Die Wehen kamen dann am dritten Januar und es kam kein Schrei, stattdessen wurden der Arzt und die Hebamme stumm, während Nadja noch hörbar atmete. Daniel sagte, er bekäme heute noch Gänsehaut, wenn er nur daran dachte. Es sei dunkler im Zimmer geworden, als ob sich eine Wolke vor die Sonne geschoben hätte, aber es schneite schon gefühlt den ganzen Tag bei klirrender Kälte. Dann wurde auch Nadja immer leiser, man legte ihr Valentin auf die Brust, und ließ die drei im Zimmer allein. Kann sein, dass davor noch etwas gesagt wurde, nur konnte sich Daniel an nichts mehr erinnern. Da war dieses kleine, zarte etwas, noch kein ganzes Kilo, aber alles dran. Ich hab Kinder, die so früh kamen in Inkubatoren gesehen, sie beim wachsen begleitet, bis sie langsam zu groß für die Kinderklinik wurden. So gerne hätte ich ihnen von denen erzählt, aber für Valentin kam jede Hilfe zu spät.
Niemand hatte Schuld an irgendwas, es sollte einfach nur nicht sein. Nadja musste sogar Milch abpumpen, damit sich ihre Brüste nicht entzündeten, und das ganze Drumherum machte den Verlust nur noch schlimmer. Unsensible Ärzte, der Wunsch das Kind begraben zu dürfen, und doch haben sie das alles zusammen durchgestanden und für sich und Valentin erstritten was sie wollten.
In der danach eintretenden Erschöpfung traf sie dann die zweite, die andere Stille: ihre eigene. Sie hatten sich nichts mehr zu sagen, wurden sogar noch stiller, leiser und einsilbiger, als wäre es ein Wettbewerb. Als müssten sie nur leise genug sein, um ihr Kind im Nebenzimmer atmen zu hören. Valentin war still gewesen, und jetzt waren sie es auch. Ihr Sternenkind lebte ein Phantomleben mit den beiden, tauchte in Streits mal zu Gunsten des einen, mal zu Gunsten der anderen auf, und so übten sie sich pantomimisch in ein Elterndasein hinein, das die Leerstelle nur noch größer machte. Er hatte einen Geburtstag. Wie langer er schon tot in ihrem Bauch gewesen war, wussten sie nicht, und auch diese Vorstellung machte ihnen im Nachhinein zu schaffen, wie jedes noch so unscheinbare Detail.
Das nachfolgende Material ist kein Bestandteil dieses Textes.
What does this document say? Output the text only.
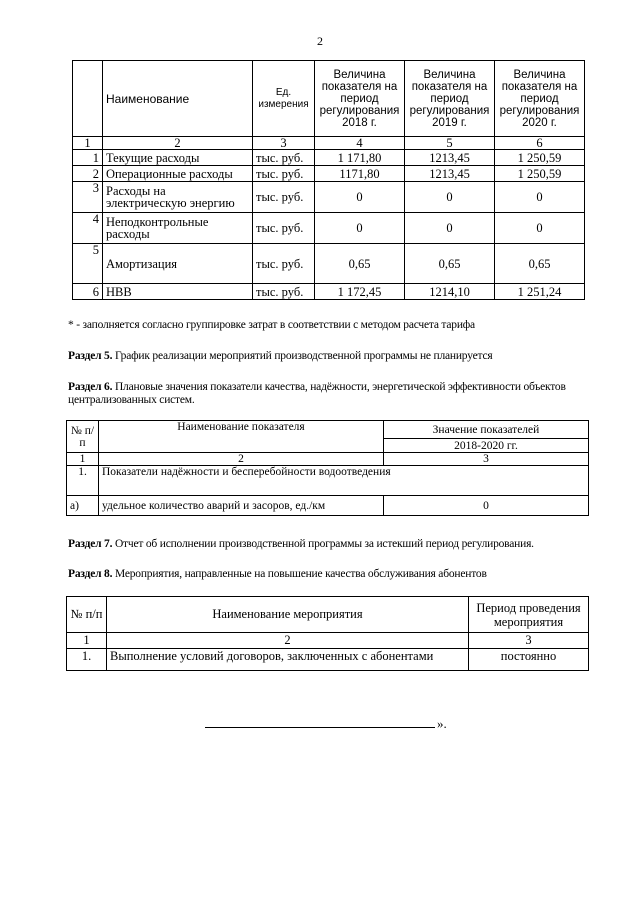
2
	Наименование	Ед. измерения	Величина показателя на период регулирования 2018 г.	Величина показателя на период регулирования 2019 г.	Величина показателя на период регулирования 2020 г.
1	2	3	4	5	6
1	Текущие расходы	тыс. руб.	1 171,80	1213,45	1 250,59
2	Операционные расходы	тыс. руб.	1171,80	1213,45	1 250,59
3	Расходы на электрическую энергию	тыс. руб.	0	0	0
4	Неподконтрольные расходы	тыс. руб.	0	0	0
5	Амортизация	тыс. руб.	0,65	0,65	0,65
6	НВВ	тыс. руб.	1 172,45	1214,10	1 251,24
* - заполняется согласно группировке затрат в соответствии с методом расчета тарифа
Раздел 5. График реализации мероприятий производственной программы не планируется
Раздел 6. Плановые значения показатели качества, надёжности, энергетической эффективности объектов централизованных систем.
№ п/п	Наименование показателя	Значение показателей
		2018-2020 гг.
1	2	3
1.	Показатели надёжности и бесперебойности водоотведения	
а)	удельное количество аварий и засоров, ед./км	0
Раздел 7. Отчет об исполнении производственной программы за истекший период регулирования.
Раздел 8. Мероприятия, направленные на повышение качества обслуживания абонентов
№ п/п	Наименование мероприятия	Период проведения мероприятия
1	2	3
1.	Выполнение условий договоров, заключенных с абонентами	постоянно
».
Selbst wenn es nicht stimmte, beide fühlten sich schuldig, gaben abwechselnd ihren Körpern die Schuld, dem Wetter, den Ärzten, dem Erdmagnetfeld, dann einander oder wieder sich selbst.
Wir sprechen alle zu wenig über Dinge, die wir nicht wahrhaben wollen, die aber trotzdem geschehen. Darauf bereitet uns die Schule nicht vor, Fehlgeburten sind für viele nur eine statistische Größe, kein Wort fällt über den Schmerz der Eltern, die ein frisch eingerichtetes Kinderzimmer wieder ausräumen müssen, weil wir es genauso wenig ertragen könnten. Aber damit lassen wir diejenigen allein, die uns dann am meisten brauchen.